A big part of the problem is that for current and future customers, as well as potential investors, a startup's valuation is the easiest thing to measure and thus it dictates the perception. A more complicated story about what's happening inside a startup's business isn't very marketable. "It's much harder to talk about the per-share price, or about dilution, or about a founding CEO leaving," says the co-founder of a California-based analytics venture that went through a down round after its founding CEO left the company with a big chunk of equity. "The more complex the story, the less willing you are to talk about it because it's harder to get across.

"Future investors need reassurance that your momentum won't fade," adds the California-based founder, whose company was acquired a year after its down round.

Still, founders who refuse to let go of their valuations have found the alternatives can be much more damaging in the long term. Some companies, to avoid a down round, will accept terms with liquidation multiples that promise to double or triple investors' returns. Even with a big exit, such onerous terms could mean you run out of money before your employees see any gains from their shares.

"That's not the right way to do it," says the New York City-based founder. "The right way to do it is to just suck it up.

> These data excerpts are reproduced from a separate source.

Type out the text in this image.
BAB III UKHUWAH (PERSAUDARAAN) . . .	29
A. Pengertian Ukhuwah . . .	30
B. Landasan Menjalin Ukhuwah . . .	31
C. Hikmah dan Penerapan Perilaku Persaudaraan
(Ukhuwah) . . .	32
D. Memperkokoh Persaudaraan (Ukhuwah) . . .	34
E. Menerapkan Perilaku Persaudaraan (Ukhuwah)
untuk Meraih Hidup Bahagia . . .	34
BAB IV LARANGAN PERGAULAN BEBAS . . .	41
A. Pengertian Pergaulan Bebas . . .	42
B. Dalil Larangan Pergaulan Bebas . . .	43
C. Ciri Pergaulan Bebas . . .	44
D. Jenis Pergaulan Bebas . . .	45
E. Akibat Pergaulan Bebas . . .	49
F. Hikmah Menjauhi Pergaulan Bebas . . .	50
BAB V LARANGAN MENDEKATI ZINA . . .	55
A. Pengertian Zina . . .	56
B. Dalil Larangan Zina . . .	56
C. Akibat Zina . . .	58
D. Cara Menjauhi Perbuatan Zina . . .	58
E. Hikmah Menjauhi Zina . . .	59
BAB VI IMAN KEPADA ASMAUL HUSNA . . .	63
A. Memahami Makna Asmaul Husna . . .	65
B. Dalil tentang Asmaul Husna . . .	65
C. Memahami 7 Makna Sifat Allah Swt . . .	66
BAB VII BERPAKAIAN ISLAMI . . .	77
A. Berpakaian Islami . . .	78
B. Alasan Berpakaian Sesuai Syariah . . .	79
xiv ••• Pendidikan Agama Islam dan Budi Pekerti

Yeah, valuation takes a hit, and everyone gets back to work."

The founders who have survived down rounds say it's crucial in such a moment to focus on the things you can control--your mission and the fundamentals of the business. And don't forget to keep your employees in the loop on all necessary information.

How will the down round affect the company? What does it mean for current and future employees' equity? How exactly is the business going to move forward? All these questions need to be answered truthfully, the New York-based founder says. "Honesty inspires confidence in the leadership and confidence in the company's ability to execute."

Another thing to keep in mind: A down round is just a financing with terms, and in three months or in three years-time things may be different, adds the founder in New York. "We're probably valued more now than we were ever valued before. Because we're a real business generating real dollars."